Poi, una volta ordinato di portare fuori della "sala di udienza" l'accusato, aveva letto agli stessi Giurati "la seguente istruzione":
"La Legge non chiede conto ai Giurati de' mezzi per i quali eglino si sono convinti. Essa non prescrive loro alcuna regola, dalla quale debbano far dipendere la piena e sufficiente prova. Essa prescrive loro d'interrogare se stessi nel silenzio e nel raccoglimento, e di esaminare, nella serenità della loro coscienza, quale impressione abbiano fatto sulla loro ragione le prove riportate contro l'accusato, e i mezzi della sua difesa. Essa propone loro questa sola domanda che rinchiude tutta la misura dei loro doveri: AVETE VOI L'INTIMA CONVINZIONE DELLA COLPABILITÀ OD INNOCENZA DELL'ACCUSATO? I Giurati mancano al principale loro dovere se pensano alle disposizioni delle leggi penali, o considerano le conseguenze che potrà avere per l'accusato la dichiarazione che devono fare".
Alla fine il Capo dei Giurati, in piedi e con la mano sul cuore, aveva detto: "Sul mio onore e sulla mia coscienza la dichiarazione dei Giurati è questa".
E S. D., mentre fu assolto per i reati di sovvertimento della forma di Governo, di attentato e resistenza con violenza o vie di fatto alle Guardie Nazionali e di grassazione, fu condannato per l'omicidio di Calvitti, perché senza la sua cooperazione il reato non sarebbe stato commesso.
Non ho potuto accertare dove scontò la pena. Sembra, però, che siano morti quasi tutti in carcere. Qualcuno anche di tifo petecchiale. E sembra anche che qualcuno, nel timore di essere avvelenato in carcere, pretendesse di nutrirsi preferibilmente di uova (deve trattarsi, evidentemente, di una leggenda, non potendosi credere... alla scelta della dieta da parte - e allora poi! - di un condannato del genere).
È certo, però, che Donato O. detto "Falso", morì 14 anni dopo il delitto, in Sicilia, dove stava scontando i lavori forzati. Aveva 44 anni. Trenta all'epoca del crimine.
Degli imputati minori, qualcuno morì nel carcere di Chieti nell'aprile del 1861, pochi mesi, quindi, dopo il delitto. Qualche altro nel carcere di Lanciano nel 1867. La loro scomparsa l'ho potuta accertare nei Registri di morte della Parrocchia.

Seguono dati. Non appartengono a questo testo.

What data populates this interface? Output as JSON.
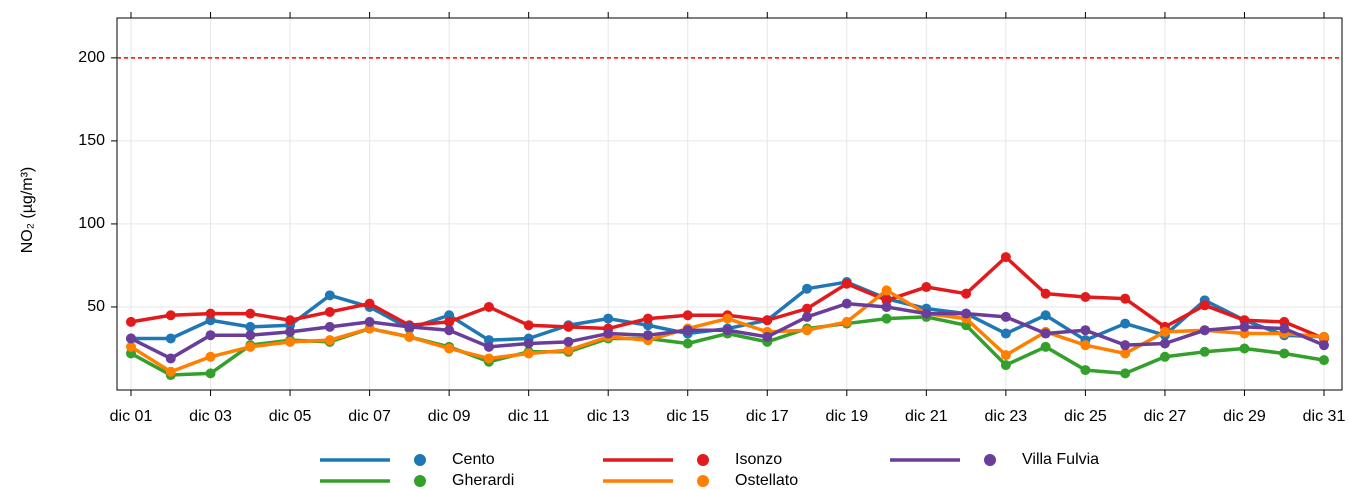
{
  "chart_data": {
    "type": "line",
    "y_label": "NO₂ (µg/m³)",
    "categories": [
      "dic 01",
      null,
      "dic 03",
      null,
      "dic 05",
      null,
      "dic 07",
      null,
      "dic 09",
      null,
      "dic 11",
      null,
      "dic 13",
      null,
      "dic 15",
      null,
      "dic 17",
      null,
      "dic 19",
      null,
      "dic 21",
      null,
      "dic 23",
      null,
      "dic 25",
      null,
      "dic 27",
      null,
      "dic 29",
      null,
      "dic 31"
    ],
    "ylim": [
      0,
      224
    ],
    "yticks": [
      50,
      100,
      150,
      200
    ],
    "grid": true,
    "reference_line": {
      "value": 200,
      "color": "#ff0000"
    },
    "series": [
      {
        "name": "Cento",
        "color": "#1f78b4",
        "values": [
          31,
          31,
          42,
          38,
          39,
          57,
          50,
          37,
          45,
          30,
          31,
          39,
          43,
          39,
          34,
          37,
          42,
          61,
          65,
          55,
          49,
          46,
          34,
          45,
          30,
          40,
          33,
          54,
          42,
          33,
          32
        ]
      },
      {
        "name": "Gherardi",
        "color": "#33a02c",
        "values": [
          22,
          9,
          10,
          27,
          30,
          29,
          37,
          32,
          26,
          17,
          23,
          23,
          31,
          31,
          28,
          34,
          29,
          37,
          40,
          43,
          44,
          39,
          15,
          26,
          12,
          10,
          20,
          23,
          25,
          22,
          18
        ]
      },
      {
        "name": "Isonzo",
        "color": "#e31a1c",
        "values": [
          41,
          45,
          46,
          46,
          42,
          47,
          52,
          39,
          41,
          50,
          39,
          38,
          37,
          43,
          45,
          45,
          42,
          49,
          64,
          54,
          62,
          58,
          80,
          58,
          56,
          55,
          38,
          51,
          42,
          41,
          31
        ]
      },
      {
        "name": "Ostellato",
        "color": "#ff7f00",
        "values": [
          26,
          11,
          20,
          26,
          29,
          30,
          37,
          32,
          25,
          19,
          22,
          24,
          32,
          30,
          37,
          43,
          35,
          36,
          41,
          60,
          46,
          43,
          21,
          35,
          27,
          22,
          35,
          36,
          34,
          34,
          32
        ]
      },
      {
        "name": "Villa Fulvia",
        "color": "#6a3d9a",
        "values": [
          31,
          19,
          33,
          33,
          35,
          38,
          41,
          38,
          36,
          26,
          28,
          29,
          34,
          33,
          36,
          36,
          32,
          44,
          52,
          50,
          46,
          46,
          44,
          34,
          36,
          27,
          28,
          36,
          38,
          37,
          27
        ]
      }
    ]
  }
}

Questi i fatti e i misfatti.
Mi raccontavano in famiglia che la vedova Calvitti, Donna Concetta Lalli che (sia detto per inciso) aveva chiesto anche, ma inutilmente, la incriminazione di Don Domenico di Nillo e del figlio, percorse a cavallo le vie di Borrello, gridando sotto le case:
"Giudei traditori".
Perciò, ci chiamavano "Giudei di Borrello".


(1) Questa casa fu poi adibita a Caserma dei Carabinieri e neI 1938 fu donata da un discendente del di Nillo (il notaio Domenico di Nillo) all'Ente Comunale di assistenza per farla destinare ad Asilo infantile.